Peer acceptance and rejection

Peer Acceptance and Rejection

The level of acceptance or rejection an adolescent experiences among their peers influences their trajectory of development. Sociometry is the study of interpersonal relationships among groups of people. It is important to study sociometry in adolescence, in particular, because the social status of these children while in school often has a profound impact on their development and well-being. The four common groupings of social status are accepted, controversial, neglected and rejected. Accepted adolescents are often liked by most people and get high ratings by their peers. Controversial adolescents get good ratings from half their peers and poor ratings from the other half. Neglected adolescents do not get any ratings at all. Rejected adolescents get poor ratings from their peers. Adolescents are rated in different ways due to their personal, physical and social characteristics. The level of acceptance an adolescent feels will shape his experiences in high school and often throughout much of his later life. Research on the study of sociometrics have looked at reasons for peer acceptance and rejection and the developmental and psychological consequences of being grouped in either category.

Adolescents are not chosen at random by their peers to be accepted or rejected. There are personal characteristics that correlate with being liked and disliked. As expected, popular and accepted kids have more positive characteristics than rejected adolescents. Socially accepted peers have high social skills that make them succeed in places where their rejected peers fail. Adolescents who are accepted show optimism about the future and low levels of depression (Allen, Porter, McFarland, Marsh & McElhaney, 2005). These kids often had secure attachments within their families and their positive relationships with peers can be linked to positive relations in their families. Their competence of understanding the needs of others and themselves is strong and they can manage complex emotional reactions (Allen et al., 2005). Well liked adolescents tend to be natural leaders, outgoing and good communicators. Popular adolescents are better at controlling their impulses, and more open to seeing multiple perspectives of a situation. Popular adolescents may or may not be aggressive, but they are often low in levels of hostility (Allen et al., 2005). Although most of the characteristics of socially accepted adolescents are positive, there are a few risk factors involved in popularity.
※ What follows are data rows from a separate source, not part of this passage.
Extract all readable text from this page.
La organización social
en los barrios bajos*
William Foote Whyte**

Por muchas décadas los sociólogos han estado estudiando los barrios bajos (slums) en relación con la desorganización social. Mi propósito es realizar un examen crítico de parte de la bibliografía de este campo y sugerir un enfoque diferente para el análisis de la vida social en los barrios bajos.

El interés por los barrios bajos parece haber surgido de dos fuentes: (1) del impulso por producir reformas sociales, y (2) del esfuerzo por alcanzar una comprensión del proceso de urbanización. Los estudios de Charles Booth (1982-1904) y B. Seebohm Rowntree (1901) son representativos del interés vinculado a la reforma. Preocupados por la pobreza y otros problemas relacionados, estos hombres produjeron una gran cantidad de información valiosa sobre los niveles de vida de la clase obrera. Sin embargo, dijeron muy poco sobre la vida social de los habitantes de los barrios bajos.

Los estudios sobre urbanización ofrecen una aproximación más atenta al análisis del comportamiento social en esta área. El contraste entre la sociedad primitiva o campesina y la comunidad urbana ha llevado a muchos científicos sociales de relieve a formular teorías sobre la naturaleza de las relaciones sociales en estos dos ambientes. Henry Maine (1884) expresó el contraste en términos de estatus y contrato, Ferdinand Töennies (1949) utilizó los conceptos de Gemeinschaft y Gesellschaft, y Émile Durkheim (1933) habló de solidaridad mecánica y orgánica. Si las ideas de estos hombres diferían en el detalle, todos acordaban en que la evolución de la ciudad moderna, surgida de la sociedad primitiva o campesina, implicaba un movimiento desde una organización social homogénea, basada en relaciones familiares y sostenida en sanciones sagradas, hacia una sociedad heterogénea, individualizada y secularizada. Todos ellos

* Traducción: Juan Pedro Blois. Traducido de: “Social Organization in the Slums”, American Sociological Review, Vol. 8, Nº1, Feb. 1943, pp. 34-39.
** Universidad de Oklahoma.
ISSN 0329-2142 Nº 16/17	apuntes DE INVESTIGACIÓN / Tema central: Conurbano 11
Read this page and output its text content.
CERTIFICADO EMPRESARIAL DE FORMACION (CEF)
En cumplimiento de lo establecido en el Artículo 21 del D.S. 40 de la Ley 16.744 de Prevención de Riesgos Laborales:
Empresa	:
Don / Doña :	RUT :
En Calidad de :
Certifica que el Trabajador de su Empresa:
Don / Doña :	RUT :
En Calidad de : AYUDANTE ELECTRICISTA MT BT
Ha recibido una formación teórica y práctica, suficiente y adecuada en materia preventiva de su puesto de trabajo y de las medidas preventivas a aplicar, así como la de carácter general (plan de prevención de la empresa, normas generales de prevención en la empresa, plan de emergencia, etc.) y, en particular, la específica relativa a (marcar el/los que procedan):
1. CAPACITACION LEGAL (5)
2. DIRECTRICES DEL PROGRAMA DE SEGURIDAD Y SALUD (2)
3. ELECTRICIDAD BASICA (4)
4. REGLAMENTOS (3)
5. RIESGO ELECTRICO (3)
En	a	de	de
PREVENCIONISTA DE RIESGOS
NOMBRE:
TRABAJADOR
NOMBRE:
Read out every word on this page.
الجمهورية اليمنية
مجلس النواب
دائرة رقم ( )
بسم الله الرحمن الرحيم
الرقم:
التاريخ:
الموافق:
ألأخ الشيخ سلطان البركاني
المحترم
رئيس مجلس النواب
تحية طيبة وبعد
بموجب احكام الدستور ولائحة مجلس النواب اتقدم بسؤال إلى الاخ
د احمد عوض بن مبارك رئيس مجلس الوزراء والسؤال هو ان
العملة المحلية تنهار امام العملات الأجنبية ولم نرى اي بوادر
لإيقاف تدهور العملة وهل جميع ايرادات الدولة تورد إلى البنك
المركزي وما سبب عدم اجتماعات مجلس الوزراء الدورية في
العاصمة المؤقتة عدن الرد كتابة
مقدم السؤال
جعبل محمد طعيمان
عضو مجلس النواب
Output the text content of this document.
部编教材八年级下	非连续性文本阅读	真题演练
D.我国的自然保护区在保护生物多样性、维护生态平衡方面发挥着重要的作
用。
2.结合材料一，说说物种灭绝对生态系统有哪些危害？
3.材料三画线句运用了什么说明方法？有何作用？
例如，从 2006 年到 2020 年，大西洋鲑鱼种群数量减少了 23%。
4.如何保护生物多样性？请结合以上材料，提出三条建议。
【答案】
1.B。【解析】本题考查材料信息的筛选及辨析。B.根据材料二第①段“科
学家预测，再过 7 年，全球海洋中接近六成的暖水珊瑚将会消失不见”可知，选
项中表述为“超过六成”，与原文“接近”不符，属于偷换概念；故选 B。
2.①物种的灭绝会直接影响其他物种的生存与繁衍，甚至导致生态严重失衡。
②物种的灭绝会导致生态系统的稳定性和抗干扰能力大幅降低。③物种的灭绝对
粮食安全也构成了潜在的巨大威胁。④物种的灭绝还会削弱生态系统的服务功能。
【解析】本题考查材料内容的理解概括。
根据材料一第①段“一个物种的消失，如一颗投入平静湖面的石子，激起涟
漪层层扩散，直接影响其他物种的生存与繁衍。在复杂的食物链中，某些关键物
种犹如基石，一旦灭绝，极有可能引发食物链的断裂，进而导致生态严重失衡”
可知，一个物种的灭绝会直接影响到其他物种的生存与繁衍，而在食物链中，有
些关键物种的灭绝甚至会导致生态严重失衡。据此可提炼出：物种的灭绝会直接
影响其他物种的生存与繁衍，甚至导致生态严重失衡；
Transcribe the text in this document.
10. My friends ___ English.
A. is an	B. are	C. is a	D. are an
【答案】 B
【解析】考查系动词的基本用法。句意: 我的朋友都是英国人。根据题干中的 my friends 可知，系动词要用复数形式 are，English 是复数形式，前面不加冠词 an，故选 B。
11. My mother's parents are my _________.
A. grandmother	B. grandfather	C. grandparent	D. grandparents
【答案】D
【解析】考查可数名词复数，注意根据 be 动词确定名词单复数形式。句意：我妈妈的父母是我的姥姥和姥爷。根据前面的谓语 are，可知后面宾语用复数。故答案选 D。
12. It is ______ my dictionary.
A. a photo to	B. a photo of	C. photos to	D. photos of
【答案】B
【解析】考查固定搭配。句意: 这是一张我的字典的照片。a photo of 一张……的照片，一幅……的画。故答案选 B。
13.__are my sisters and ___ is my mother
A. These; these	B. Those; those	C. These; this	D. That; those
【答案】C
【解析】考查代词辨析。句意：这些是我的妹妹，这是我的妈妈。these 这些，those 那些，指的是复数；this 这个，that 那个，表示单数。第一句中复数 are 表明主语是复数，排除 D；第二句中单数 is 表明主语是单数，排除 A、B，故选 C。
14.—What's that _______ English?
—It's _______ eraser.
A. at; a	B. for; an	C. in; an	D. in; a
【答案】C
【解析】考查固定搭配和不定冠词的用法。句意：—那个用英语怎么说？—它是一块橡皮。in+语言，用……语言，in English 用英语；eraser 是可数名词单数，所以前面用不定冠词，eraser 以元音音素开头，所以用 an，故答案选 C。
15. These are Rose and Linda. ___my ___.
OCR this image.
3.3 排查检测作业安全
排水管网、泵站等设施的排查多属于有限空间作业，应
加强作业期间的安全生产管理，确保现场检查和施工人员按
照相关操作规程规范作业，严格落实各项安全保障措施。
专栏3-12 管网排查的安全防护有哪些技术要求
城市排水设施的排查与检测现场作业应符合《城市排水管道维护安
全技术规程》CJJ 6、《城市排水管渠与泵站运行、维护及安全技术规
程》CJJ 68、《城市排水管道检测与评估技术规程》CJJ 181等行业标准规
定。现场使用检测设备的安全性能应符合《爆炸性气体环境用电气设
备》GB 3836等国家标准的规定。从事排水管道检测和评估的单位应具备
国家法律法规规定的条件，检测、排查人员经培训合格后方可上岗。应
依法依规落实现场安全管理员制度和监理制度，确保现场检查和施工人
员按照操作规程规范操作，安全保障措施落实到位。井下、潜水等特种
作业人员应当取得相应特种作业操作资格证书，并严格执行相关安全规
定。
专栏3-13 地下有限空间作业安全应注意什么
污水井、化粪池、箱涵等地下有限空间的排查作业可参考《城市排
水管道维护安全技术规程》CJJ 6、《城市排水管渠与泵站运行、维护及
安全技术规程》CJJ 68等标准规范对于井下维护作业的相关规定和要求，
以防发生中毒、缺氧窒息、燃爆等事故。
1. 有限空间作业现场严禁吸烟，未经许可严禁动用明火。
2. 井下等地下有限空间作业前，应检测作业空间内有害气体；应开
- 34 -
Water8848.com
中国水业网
Most people expect that socially accepted children fare the best in high school. It is expected that people who are considered popular will have the most resources, the most opportunities and the most positive experiences. Most times this is true, but research shows that being in the popular crowd may also be a risk factor for mild to moderate deviant behavior (Allen et al., 2005). Popular adolescents are the most socialized into their peer groups and thus are vulnerable to peer pressures regarding substance use and some deviant behaviors. Adolescence is a time of experimentation with new identities and experiences. The culture of high school often has its own social norms that are different from the outside culture (Allen et al., 2005). Some of these norms may not be especially positive or beneficial. Socially accepted kids are often accepted for the sheer fact that they conform well to the norms of teen culture, good and bad aspects included. Popular adolescents are more strongly associated with their peer groups in which they may together experiment with things like alcohol and drugs (Allen et al., 2005). Although there are a few risk factors correlated with popularity, deviant behavior is often only mild to moderate. Regardless, social acceptance provides more overall protective factors than risk factors.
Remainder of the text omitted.